Faceva il chierichetto in parrocchia e tornando a casa dopo aver servito alla S. Messa, in una casa lungo il percorso sentì gridare forte persone che litigavano e da una finestra vide buttare qualcosa. Corse a vedere e con meraviglia vide che era una statua di S. Antonio che nella caduta si era rotta un braccio. La raccolse e la portò a casa, aggiustò il braccio come meglio poté e disse alla mamma: “… questo l’ho trovato io e l’avevano buttato, perciò lo voglio nella mia cameretta…”.
Passò un po’ di tempo e Angelo diventò un giovanotto. Purtroppo scoppiò la prima guerra mondiale fu chiamato per fare il soldato e venne mandato al fronte. Tutti sanno che questa guerra fu terribile e disastrosa con tanti morti e feriti.
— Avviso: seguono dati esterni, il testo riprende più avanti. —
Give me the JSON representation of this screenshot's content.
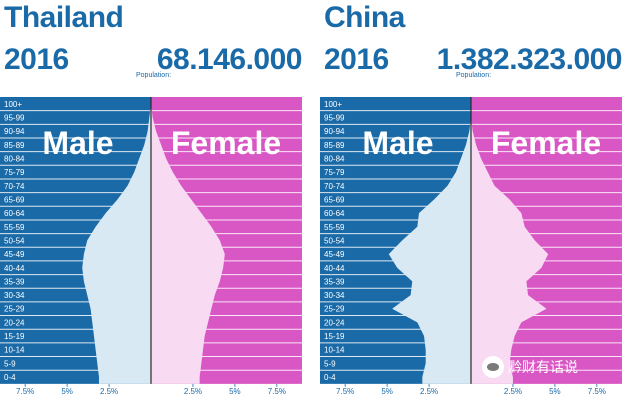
{
  "colors": {
    "title": "#1a6aa8",
    "male_bg": "#1a6aa8",
    "female_bg": "#d957c4",
    "male_fill": "#d9e9f3",
    "female_fill": "#f8daf2",
    "center_line": "#2a2a2a",
    "axis_text": "#1a6aa8"
  },
  "labels": {
    "male": "Male",
    "female": "Female",
    "population_label": "Population:"
  },
  "age_groups": [
    "100+",
    "95-99",
    "90-94",
    "85-89",
    "80-84",
    "75-79",
    "70-74",
    "65-69",
    "60-64",
    "55-59",
    "50-54",
    "45-49",
    "40-44",
    "35-39",
    "30-34",
    "25-29",
    "20-24",
    "15-19",
    "10-14",
    "5-9",
    "0-4"
  ],
  "axis_ticks": [
    "7.5%",
    "5%",
    "2.5%",
    "",
    "2.5%",
    "5%",
    "7.5%"
  ],
  "panels": [
    {
      "country": "Thailand",
      "year": "2016",
      "population": "68.146.000"
    },
    {
      "country": "China",
      "year": "2016",
      "population": "1.382.323.000"
    }
  ],
  "chart_data": [
    {
      "type": "population-pyramid",
      "title": "Thailand 2016",
      "categories": [
        "100+",
        "95-99",
        "90-94",
        "85-89",
        "80-84",
        "75-79",
        "70-74",
        "65-69",
        "60-64",
        "55-59",
        "50-54",
        "45-49",
        "40-44",
        "35-39",
        "30-34",
        "25-29",
        "20-24",
        "15-19",
        "10-14",
        "5-9",
        "0-4"
      ],
      "x_unit": "%",
      "xlim": [
        -9.0,
        9.0
      ],
      "series": [
        {
          "name": "Male",
          "values": [
            0.0,
            0.1,
            0.2,
            0.4,
            0.7,
            1.0,
            1.4,
            2.0,
            2.7,
            3.3,
            3.8,
            4.0,
            4.1,
            4.0,
            3.8,
            3.6,
            3.5,
            3.4,
            3.3,
            3.2,
            3.1
          ]
        },
        {
          "name": "Female",
          "values": [
            0.0,
            0.1,
            0.3,
            0.6,
            0.9,
            1.3,
            1.8,
            2.4,
            3.0,
            3.6,
            4.1,
            4.4,
            4.3,
            4.1,
            3.8,
            3.6,
            3.4,
            3.2,
            3.1,
            3.0,
            2.9
          ]
        }
      ]
    },
    {
      "type": "population-pyramid",
      "title": "China 2016",
      "categories": [
        "100+",
        "95-99",
        "90-94",
        "85-89",
        "80-84",
        "75-79",
        "70-74",
        "65-69",
        "60-64",
        "55-59",
        "50-54",
        "45-49",
        "40-44",
        "35-39",
        "30-34",
        "25-29",
        "20-24",
        "15-19",
        "10-14",
        "5-9",
        "0-4"
      ],
      "x_unit": "%",
      "xlim": [
        -9.0,
        9.0
      ],
      "series": [
        {
          "name": "Male",
          "values": [
            0.0,
            0.0,
            0.1,
            0.3,
            0.6,
            0.9,
            1.4,
            2.2,
            3.1,
            3.2,
            4.1,
            4.9,
            4.4,
            3.5,
            3.6,
            4.7,
            3.2,
            2.8,
            2.7,
            2.7,
            2.9
          ]
        },
        {
          "name": "Female",
          "values": [
            0.0,
            0.0,
            0.1,
            0.3,
            0.6,
            1.0,
            1.4,
            2.3,
            3.0,
            3.2,
            3.8,
            4.6,
            4.2,
            3.3,
            3.4,
            4.5,
            3.0,
            2.6,
            2.4,
            2.3,
            2.5
          ]
        }
      ]
    }
  ],
  "watermark": "黔财有话说"
}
Anche Angelo fu ferito da una granata che gli scoppiò vicino e le schegge lo colpirono alla testa.
Ricevette i primi soccorsi all’ospedale da campo e guarito tornò a combattere nuovamente.
Siccome a Campolongo non erano più al sicuro per l’avanzata austriaca, la popolazione dovette sfollare (in Puglia, n.d.r.) e la famiglia di Angelo portò con sé la statuetta di S. Antonio.
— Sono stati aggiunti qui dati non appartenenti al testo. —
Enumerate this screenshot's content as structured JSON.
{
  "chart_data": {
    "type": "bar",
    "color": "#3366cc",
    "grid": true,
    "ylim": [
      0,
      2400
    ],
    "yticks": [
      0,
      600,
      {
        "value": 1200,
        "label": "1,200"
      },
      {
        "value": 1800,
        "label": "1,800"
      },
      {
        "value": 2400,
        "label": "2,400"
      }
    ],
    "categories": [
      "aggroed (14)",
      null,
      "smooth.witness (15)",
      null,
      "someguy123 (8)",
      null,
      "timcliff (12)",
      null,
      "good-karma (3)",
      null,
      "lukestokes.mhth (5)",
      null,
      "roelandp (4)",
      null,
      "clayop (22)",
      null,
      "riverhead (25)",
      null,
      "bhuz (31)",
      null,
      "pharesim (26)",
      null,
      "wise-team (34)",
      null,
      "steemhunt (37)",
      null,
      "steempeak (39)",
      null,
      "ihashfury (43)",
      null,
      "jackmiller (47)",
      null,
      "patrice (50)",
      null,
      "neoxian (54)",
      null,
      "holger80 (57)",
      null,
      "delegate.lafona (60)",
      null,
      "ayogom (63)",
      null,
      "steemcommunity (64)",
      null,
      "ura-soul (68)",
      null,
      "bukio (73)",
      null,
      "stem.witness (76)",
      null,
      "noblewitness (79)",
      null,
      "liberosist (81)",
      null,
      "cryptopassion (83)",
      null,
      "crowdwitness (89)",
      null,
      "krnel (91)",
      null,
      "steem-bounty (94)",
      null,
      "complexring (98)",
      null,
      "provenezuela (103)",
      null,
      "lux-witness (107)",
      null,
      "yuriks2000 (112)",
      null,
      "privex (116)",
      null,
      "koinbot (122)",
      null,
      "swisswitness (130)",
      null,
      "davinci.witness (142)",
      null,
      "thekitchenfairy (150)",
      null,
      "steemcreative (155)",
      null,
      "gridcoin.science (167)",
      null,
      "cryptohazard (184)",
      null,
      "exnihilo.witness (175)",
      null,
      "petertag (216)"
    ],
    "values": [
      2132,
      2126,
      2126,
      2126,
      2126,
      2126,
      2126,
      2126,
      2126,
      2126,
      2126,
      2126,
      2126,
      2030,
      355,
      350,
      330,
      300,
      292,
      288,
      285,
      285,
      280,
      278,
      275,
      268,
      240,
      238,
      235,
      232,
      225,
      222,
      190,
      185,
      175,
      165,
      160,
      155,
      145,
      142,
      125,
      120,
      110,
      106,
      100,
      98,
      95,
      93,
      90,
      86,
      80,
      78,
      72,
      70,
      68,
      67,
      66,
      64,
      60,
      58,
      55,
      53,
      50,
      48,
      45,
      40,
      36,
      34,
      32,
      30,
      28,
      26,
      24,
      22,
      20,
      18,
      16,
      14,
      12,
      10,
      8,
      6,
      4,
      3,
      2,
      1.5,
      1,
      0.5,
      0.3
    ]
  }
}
Nel paese dove erano sfollati li ospitò una famiglia dove conobbero una ragazza in procinto di sposarsi che vedendo la statuetta la chiese in dono. Un po’ per riconoscenza e un po’ per renderla felice gliela lasciarono.
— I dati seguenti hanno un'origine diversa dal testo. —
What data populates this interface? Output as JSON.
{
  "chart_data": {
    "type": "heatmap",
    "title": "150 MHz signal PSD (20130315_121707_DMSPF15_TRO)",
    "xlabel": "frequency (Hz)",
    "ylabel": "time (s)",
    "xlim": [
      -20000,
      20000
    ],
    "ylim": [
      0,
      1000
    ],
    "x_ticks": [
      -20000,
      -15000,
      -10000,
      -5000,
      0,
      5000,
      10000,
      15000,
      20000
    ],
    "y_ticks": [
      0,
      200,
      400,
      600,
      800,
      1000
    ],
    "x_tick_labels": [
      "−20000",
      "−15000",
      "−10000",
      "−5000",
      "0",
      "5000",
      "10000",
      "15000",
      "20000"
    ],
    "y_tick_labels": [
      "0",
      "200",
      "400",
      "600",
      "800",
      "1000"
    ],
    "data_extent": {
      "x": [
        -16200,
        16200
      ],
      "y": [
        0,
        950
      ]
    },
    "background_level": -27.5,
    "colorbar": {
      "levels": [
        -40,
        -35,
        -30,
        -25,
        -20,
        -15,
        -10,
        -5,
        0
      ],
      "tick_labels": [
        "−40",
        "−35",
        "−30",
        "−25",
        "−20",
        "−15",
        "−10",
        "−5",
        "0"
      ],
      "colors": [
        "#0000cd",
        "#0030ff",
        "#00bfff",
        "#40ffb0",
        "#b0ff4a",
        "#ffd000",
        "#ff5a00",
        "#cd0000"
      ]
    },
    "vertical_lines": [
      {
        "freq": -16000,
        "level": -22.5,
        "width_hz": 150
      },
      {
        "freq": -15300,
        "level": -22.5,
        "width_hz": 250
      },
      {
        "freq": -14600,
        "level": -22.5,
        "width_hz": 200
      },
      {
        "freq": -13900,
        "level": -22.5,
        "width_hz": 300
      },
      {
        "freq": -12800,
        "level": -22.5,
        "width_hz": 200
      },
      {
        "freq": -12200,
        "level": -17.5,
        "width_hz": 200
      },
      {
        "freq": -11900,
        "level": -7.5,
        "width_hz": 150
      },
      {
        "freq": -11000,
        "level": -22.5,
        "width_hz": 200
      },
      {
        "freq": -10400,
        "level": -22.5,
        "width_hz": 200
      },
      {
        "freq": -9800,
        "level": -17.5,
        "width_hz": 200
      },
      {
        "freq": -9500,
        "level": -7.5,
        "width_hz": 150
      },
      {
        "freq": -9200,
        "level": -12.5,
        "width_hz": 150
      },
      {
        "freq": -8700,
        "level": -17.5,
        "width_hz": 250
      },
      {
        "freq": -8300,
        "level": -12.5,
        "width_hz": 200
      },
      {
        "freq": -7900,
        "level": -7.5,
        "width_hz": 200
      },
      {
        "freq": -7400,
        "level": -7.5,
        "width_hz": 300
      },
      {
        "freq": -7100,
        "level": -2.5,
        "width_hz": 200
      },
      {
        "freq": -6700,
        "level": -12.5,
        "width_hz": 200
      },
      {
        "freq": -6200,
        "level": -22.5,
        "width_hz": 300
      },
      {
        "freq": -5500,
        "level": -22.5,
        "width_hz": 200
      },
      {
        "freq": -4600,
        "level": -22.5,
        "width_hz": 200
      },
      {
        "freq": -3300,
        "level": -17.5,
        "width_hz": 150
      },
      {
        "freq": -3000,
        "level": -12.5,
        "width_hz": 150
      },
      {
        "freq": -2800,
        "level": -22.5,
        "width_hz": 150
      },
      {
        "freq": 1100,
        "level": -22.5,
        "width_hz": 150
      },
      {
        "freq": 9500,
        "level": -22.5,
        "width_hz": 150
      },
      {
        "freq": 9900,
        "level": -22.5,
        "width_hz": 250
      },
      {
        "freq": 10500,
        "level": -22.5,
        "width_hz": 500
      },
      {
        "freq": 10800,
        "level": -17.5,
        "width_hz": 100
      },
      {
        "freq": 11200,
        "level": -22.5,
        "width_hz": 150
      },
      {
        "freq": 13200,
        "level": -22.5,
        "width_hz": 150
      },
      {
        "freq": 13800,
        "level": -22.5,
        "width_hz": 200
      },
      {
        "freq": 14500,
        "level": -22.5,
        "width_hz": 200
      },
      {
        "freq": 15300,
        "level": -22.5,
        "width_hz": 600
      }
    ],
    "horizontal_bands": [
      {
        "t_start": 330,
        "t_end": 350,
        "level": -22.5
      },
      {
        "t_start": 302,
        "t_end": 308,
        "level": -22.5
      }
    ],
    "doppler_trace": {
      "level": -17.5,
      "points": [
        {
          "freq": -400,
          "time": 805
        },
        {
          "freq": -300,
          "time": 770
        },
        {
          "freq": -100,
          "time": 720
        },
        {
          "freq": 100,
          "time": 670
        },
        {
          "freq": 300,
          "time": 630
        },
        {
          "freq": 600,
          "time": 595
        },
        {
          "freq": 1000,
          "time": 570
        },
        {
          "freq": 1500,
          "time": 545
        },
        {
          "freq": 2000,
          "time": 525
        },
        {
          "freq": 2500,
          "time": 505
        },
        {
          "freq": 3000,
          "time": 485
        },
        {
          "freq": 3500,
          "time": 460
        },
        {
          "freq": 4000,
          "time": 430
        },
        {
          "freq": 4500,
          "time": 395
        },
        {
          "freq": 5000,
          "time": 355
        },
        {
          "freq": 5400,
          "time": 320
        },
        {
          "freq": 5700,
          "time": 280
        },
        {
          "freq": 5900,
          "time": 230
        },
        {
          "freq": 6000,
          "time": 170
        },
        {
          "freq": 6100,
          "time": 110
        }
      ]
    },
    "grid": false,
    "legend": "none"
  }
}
Angelo fu mandato a combattere su altri fronti e combatté anche in Africa, per tre anni non ricevettero più notizie tanto che tutti pensavano che fosse morto o disperso.
Dopo dieci anni grazie alla protezione di Dio e per intercessione di S. Antonio che amava fu congedato e prese la via del ritorno verso casa. Un suo vicino lo riconobbe e corse avanti gridando a tutti “…Angelo è vivo, non è morto e sta arrivando…”.
La notizia si sparse velocemente e il parroco fece suonare subito le campane. Mentre stava ancora abbracciando la mamma arrivarono il sindaco, il parroco e tanta gente per accompagnarlo in chiesa a cantare il tedeum di ringraziamento.
Alla fine poté andare a riposare nella sua stanza, ma si accorse subito che mancava qualcosa, la statuetta di S. Antonio. Chiese spiegazioni alla sua mamma che gli raccontò come erano andate le cose. Angelo ne rimase rattristato e chiese l’indirizzo per andare il giorno dopo a riprenderla.

Tornando in treno con la statua stretta in braccio come un bambino vide alcune persone che ridevano di lui, ma non gli importava nulla perché pensava che se dopo la bruttezza della guerra e i massacri che aveva visto era ancora vivo era certo che era anche grazie alla protezione del Santo.
Dopo la morte di Angelo la statuetta rimase nella sua casa per molti anni finché un giorno Franco l’unico nipote che porta ancora il cognome Vialetto chiese a noi tutti di poter portare la statuetta a casa sua a Treviso.
La statuetta non è più a Campolongo ma sono sicura che il Santo da lassù insieme ad Angelo continua a proteggerci e a intercedere per tutti noi e per la pace nel mondo.